The following is an attempt to build a bit more on an earlier idea around the use of learning analytics. It’s an attempt to frame a different approach to the use of learning analytics and to share these ideas in preparation for a potential project.

In part, the project is based on the assumption that the current predominant applications of learning analytics are

  1. By management as a tool to enable “data-based” decision making.
  2. By providing tools to students that allow them to reflect on their learning.
  3. By researchers.

And that as identified by Dawson, Heathcote & Poole (2010) there is a

lack of research regarding the application of academic analytics to inform the design, delivery and future evaluations of individual teaching practices

i.e. while there existing applications of learning analytics by/for management, researchers and students is important and should continue, there is a need to explore how learning analytics can be used by teaching staff to inform and improve their practice.

The theoretical basis the current project idea are, in summary,

  1. Drawing on Seely-Brown & Duiguid’s (1991) ideas around how “abstractions detached from practice distort or obscure intricacies of that practices” there is value in examining how what learning analytics might do by focusing on an in-depth engagement with actual academic practice to better enable exploration, understanding and innovation around the application of learning analytics to individual teaching practices.
  2. The quality of student learning outcomes is influenced by the conceptions of learning and teaching, and the perceptions of the teaching environment held by teaching staff (Trigwell, 2001; Prosser et al, 2003; Richardson, 2005; Ramsden et al, 2007).
  3. Learning analytics can be useful in revealing different and additional insights about what is going on within a course (and in other courses).
  4. Transforming the insights from learning analytics to informed pedagogical action is, for the majority of academics, complex and labour intensive (Dawson, et al, 2010).
  5. Distributed leadership – built on foundations of distributed cognition and activity theory – seeks to distribute power (the ability to get things done) through a collegial sharing of knowledge, of practice, and reflection within a socio-cultural context. (Spillane et al, 2004; Parrish et al 2008).
  6. Encouraging academics to engage in reflection on their teaching is an effective way to enhance teaching practice and eventually student learning (Kreber and Castleden, 2009).

Consequently, the project seeks to engage groups of academics in cycles of participatory action research where they are encouraged and enabled to explore and reflect on their courses they have taught with various learning analytics tools and other lenses.
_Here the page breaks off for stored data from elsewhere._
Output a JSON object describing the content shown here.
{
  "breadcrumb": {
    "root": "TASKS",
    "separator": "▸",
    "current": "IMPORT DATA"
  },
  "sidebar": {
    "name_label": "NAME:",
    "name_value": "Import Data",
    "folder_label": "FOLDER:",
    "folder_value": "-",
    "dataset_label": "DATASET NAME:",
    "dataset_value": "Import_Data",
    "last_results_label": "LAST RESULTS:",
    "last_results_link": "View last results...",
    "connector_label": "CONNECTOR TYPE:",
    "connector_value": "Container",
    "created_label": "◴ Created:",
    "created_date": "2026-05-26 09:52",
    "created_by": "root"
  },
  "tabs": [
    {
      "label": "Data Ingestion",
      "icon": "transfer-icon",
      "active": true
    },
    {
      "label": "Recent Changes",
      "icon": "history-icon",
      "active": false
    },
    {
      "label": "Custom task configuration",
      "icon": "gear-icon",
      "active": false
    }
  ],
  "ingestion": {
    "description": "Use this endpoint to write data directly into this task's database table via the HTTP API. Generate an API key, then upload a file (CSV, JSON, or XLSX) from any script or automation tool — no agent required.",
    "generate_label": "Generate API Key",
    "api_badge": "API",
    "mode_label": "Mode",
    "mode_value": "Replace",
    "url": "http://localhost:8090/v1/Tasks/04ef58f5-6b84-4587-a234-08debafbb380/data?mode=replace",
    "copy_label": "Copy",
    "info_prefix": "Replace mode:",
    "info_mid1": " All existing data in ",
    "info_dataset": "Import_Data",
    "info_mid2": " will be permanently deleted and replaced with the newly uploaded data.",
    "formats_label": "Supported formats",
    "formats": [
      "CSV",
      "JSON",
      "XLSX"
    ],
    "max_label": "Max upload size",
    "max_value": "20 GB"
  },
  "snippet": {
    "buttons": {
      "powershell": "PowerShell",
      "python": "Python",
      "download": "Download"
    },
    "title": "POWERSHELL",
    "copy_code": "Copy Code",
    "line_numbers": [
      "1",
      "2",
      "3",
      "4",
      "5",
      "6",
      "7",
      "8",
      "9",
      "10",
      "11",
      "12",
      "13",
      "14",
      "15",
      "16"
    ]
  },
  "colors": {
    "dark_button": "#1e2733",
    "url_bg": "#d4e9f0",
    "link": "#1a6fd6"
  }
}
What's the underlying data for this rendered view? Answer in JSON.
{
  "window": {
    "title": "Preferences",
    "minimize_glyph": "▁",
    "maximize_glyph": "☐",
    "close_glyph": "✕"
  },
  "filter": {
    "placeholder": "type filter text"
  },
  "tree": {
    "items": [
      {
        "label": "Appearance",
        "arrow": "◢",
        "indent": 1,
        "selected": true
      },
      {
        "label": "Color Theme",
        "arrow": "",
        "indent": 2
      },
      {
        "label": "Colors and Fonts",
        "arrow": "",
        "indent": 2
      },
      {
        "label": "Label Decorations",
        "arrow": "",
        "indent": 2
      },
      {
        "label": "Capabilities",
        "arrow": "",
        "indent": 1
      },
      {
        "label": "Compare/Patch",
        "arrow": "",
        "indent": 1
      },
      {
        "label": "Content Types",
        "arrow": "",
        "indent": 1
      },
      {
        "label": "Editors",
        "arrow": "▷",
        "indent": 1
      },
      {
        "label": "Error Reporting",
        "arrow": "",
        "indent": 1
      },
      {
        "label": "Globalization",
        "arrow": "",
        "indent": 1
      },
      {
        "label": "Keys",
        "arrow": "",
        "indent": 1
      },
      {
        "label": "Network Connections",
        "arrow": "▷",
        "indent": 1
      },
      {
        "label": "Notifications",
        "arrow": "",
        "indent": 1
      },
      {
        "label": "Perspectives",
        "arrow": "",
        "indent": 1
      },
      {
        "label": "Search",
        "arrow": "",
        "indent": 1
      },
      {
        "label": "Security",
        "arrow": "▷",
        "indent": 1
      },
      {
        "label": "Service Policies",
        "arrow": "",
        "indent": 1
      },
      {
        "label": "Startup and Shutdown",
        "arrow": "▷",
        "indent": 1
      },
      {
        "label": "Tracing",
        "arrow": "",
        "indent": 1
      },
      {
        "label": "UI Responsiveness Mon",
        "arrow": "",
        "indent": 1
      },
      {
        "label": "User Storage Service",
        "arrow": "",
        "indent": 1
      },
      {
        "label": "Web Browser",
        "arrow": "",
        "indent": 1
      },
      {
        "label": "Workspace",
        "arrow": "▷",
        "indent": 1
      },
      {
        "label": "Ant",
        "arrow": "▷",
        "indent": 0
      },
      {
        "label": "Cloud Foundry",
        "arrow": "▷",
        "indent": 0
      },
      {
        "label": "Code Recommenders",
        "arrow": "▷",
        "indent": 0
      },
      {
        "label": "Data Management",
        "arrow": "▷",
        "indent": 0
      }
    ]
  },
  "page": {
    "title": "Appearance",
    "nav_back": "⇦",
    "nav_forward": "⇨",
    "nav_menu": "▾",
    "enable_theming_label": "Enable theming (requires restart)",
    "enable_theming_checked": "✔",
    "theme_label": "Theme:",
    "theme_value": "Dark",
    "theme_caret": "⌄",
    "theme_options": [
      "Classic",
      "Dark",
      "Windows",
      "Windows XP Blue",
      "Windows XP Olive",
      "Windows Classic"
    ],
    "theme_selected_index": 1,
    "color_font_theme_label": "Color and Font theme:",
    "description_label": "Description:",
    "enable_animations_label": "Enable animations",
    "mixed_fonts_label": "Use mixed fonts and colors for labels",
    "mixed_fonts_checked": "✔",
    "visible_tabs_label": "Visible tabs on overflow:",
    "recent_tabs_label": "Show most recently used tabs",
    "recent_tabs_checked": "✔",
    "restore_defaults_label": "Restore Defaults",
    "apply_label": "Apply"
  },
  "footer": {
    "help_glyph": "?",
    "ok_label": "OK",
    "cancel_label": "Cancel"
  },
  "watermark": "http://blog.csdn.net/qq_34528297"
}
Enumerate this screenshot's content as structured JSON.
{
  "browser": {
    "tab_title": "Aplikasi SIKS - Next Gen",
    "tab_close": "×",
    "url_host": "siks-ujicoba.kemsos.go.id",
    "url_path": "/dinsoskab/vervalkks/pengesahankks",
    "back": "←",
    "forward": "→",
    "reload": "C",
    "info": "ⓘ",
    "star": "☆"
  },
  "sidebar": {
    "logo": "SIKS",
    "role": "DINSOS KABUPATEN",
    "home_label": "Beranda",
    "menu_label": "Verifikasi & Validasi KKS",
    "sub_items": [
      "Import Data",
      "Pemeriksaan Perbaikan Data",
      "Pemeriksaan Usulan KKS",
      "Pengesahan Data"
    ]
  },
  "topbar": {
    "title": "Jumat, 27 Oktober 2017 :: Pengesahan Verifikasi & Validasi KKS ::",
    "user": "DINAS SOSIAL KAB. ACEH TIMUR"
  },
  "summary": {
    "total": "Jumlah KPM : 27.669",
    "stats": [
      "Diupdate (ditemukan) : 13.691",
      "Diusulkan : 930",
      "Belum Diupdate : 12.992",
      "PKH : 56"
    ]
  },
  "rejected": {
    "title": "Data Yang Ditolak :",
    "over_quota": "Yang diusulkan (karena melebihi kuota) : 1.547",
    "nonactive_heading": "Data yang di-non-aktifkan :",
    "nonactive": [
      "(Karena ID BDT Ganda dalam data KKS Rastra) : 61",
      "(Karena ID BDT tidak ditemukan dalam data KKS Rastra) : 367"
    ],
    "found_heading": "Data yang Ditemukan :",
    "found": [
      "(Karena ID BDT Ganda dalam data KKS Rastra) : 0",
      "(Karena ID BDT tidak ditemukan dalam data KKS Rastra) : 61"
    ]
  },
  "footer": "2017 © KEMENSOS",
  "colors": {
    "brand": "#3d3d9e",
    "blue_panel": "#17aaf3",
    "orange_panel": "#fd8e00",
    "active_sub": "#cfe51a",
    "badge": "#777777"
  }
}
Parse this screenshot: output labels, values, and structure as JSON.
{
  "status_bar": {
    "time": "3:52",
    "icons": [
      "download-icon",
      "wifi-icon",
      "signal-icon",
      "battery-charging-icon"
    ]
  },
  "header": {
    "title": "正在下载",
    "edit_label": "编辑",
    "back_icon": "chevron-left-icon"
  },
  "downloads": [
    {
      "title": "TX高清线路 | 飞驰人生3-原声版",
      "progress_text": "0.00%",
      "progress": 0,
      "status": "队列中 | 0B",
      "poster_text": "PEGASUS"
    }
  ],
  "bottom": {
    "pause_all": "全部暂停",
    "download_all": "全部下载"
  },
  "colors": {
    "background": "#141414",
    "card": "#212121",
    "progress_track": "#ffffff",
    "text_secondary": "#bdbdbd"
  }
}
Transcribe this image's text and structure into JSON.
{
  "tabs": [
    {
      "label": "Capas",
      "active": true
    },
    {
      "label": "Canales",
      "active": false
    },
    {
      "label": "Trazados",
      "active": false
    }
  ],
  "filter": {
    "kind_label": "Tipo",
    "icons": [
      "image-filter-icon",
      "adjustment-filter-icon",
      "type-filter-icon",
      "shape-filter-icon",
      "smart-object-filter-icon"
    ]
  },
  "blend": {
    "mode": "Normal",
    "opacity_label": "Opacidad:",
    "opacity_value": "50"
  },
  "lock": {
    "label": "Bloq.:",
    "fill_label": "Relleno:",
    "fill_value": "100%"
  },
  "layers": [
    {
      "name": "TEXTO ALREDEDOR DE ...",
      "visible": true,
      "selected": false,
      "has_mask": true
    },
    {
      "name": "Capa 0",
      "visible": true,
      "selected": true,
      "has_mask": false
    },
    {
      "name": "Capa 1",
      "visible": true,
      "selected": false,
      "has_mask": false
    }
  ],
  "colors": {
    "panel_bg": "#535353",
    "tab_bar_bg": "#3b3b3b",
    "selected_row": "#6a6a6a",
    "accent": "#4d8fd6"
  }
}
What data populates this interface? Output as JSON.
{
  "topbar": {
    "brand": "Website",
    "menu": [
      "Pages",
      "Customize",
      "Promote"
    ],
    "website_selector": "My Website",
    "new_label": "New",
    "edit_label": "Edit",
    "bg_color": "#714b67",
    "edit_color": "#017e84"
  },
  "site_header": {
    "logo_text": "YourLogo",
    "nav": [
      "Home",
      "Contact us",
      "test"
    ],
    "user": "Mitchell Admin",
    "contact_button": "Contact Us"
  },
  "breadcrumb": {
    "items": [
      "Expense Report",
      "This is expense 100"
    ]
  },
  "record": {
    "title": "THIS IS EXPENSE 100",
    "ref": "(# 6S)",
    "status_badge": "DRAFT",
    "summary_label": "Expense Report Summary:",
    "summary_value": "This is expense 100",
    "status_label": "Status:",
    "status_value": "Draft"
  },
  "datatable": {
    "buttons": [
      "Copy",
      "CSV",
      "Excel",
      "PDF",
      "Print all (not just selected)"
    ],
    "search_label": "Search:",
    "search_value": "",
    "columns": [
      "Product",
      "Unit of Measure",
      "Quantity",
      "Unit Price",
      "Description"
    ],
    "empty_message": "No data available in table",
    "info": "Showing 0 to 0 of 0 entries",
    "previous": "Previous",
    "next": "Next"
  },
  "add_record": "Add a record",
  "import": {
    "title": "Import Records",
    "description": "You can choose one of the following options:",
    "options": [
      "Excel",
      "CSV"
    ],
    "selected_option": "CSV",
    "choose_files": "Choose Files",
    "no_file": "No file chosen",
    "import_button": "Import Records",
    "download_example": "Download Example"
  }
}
In preparation for this a range of existing analytics tools and forms of analysis will be applied to the courses. In response to the cycles the tools/analyses may be modified or new ones created. In particular, the tools will be modified/developed to make it easier for academics to transform the information provided by the application of learning analytics into informed pedagogical action.

In particular, the project will explore how the tools can be modified to enable the sharing of knowledge, practice and reflection between the participants and eventually the broader academic community. To break down the course-based silos and make it easier for academics to see what other staff have done and with what impacts.


Dawson, S., Heathcote, L., & Poole, G. (2010). Harnessing ICT potential: The adoption and analysis of ICT systems for enhancing the student learning experience. International Journal of Educational Management, 24(2), 116-128. doi:10.1108/09513541011020936

Kreber, C. and H. Castleden (2009). “Reflection on teaching and epistemological structure: reflective and critically reflective processes in ‘pure/soft’ and ‘pure/hard’ fields.” Higher Education 57(4): 509-531.

Parrish, D., Lefoe, G., Smigiel, H., & Albury, R. (2008). The GREEN Resource: The development of leadership capacity in higher education. Wollongong: CEDIR, University of Wollongong.

Prosser, M., P. Ramsden, et al. (2003). “Dissonance in experience of teaching and its relation to the quality of student learning.” Studies in Higher Education 28(1): 37-48.

Spillane, J., Halverson, R., & Diamond, J. (2004). Towards a theory of leadership practice: a distributed perspective. Journal of Curriculum Studies, 36(1), 3-34.

Ramsden, P., M. Prosser, et al. (2007). “University teachers’ experiences of academic leadership and their approaches to teaching.” Learning and Instruction 17(2): 140-155.

Richardson, J. (2005). Students’ approaches to learning and teachers’ approaches to teaching in higher education. Educational Psychology, 25(6), 673-680.

Seely Brown, J., & Duguid, P. (1991). Organizational learning and communities-of-practice: Toward a unified view of working, learning, and innovation. Organization Science, 2(1), 40-57.

Trigwell, K. (2001). “Judging university teaching.” The International Journal for Academic Development 6(1): 65-73.